India has a structural Current Account Deficit (CAD) problem, with surpluses only in 4 fiscal years in the last 25 years.
The CAD was contained within $50 billion for most years, peaking at $78.2 billion in 2011-12 and $88.2 billion in 2012-13.
A widening goods trade deficit is offset by surpluses in invisible transactions, such as software exports and remittances.
The recent depreciation of the rupee against major currencies is due to a drying up of capital flows, particularly foreign investment.
Detailed Insights:
India's goods trade balance has consistently been negative, with the deficit reaching $286.9 billion in 2024-25, but is offset by invisible transactions.
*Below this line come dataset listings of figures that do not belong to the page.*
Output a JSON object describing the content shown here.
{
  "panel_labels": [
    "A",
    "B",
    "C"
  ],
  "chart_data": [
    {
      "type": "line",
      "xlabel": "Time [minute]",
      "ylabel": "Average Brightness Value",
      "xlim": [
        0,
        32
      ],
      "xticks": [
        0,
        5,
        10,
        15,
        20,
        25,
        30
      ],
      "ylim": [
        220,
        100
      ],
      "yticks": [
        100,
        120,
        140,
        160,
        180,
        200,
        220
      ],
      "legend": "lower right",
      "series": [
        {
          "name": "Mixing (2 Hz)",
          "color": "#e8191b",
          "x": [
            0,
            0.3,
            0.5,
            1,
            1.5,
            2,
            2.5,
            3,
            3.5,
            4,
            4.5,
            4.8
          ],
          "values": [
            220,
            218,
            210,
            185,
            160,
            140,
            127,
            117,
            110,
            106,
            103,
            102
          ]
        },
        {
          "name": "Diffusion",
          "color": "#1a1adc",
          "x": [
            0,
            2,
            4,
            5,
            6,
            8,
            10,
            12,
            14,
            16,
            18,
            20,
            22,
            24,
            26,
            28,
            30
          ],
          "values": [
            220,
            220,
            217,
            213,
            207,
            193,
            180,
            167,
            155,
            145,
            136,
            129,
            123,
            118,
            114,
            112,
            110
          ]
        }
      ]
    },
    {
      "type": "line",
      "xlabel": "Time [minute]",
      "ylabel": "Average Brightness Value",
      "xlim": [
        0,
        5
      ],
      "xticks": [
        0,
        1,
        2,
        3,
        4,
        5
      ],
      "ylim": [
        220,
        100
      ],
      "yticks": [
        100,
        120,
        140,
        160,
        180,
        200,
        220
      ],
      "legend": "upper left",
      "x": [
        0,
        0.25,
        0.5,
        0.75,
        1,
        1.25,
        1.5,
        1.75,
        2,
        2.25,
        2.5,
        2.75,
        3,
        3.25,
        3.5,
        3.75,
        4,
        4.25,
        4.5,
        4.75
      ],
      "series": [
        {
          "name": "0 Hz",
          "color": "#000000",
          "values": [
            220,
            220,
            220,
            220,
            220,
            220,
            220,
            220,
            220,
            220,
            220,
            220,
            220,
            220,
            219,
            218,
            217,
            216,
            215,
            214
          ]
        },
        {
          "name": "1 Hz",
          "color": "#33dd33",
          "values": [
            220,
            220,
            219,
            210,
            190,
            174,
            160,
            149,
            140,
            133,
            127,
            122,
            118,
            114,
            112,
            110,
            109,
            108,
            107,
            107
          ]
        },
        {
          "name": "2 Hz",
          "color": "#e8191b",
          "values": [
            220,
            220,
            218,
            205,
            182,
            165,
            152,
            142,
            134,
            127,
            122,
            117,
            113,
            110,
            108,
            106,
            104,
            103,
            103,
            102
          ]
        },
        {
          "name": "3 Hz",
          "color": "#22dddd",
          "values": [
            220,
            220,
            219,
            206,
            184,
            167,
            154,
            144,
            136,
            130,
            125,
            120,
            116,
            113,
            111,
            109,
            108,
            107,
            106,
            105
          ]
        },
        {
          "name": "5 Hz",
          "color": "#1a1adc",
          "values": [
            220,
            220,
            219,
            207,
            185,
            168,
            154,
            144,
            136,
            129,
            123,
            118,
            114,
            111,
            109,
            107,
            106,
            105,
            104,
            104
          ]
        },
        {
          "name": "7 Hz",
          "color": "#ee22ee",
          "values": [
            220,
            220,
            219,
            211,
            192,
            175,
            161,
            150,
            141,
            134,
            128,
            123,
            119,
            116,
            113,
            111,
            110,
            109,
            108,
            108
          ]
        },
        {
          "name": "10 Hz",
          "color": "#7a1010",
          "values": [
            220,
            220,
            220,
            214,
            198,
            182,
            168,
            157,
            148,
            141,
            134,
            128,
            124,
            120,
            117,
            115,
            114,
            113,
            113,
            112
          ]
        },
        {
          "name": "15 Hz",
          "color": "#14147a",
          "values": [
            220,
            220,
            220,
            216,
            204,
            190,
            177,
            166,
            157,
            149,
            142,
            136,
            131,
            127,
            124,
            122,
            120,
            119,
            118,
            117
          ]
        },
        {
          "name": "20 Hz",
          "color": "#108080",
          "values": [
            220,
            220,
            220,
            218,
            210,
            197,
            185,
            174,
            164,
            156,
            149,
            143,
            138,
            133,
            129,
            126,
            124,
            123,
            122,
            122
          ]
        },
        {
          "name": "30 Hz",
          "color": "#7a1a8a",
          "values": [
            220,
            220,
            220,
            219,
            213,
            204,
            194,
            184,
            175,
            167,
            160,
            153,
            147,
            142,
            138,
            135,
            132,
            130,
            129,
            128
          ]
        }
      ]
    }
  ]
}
Invisible transactions have consistently shown surpluses, reaching $263.9 billion in 2024-25, driven by software exports, business services, and remittances.
Net foreign capital inflows hit a 16-year low of $18 billion in 2024-25, lower than the CAD of $23.1 billion, putting pressure on the rupee.
Foreign Direct Investment (FDI) slowed to $959 million in 2024-25, after being at $43 billion in 2019-20, while Foreign Portfolio Investments (FPI) have seen net outflows.
Despite high GDP growth rates, averaging 8.2% from 2021-22 to 2024-25, foreign capital inflows have not kept pace, contributing to the rupee's depreciation.
Key Concepts Involved:
Current Account Deficit (CAD): The shortfall when a country's total imports of goods, services, and transfers is greater than its total exports.
Foreign Direct Investment (FDI): An investment made by a firm or individual in one country into business interests located in another country.
Foreign Portfolio Investment (FPI): Investment in the financial assets of a foreign country such as stocks or bonds.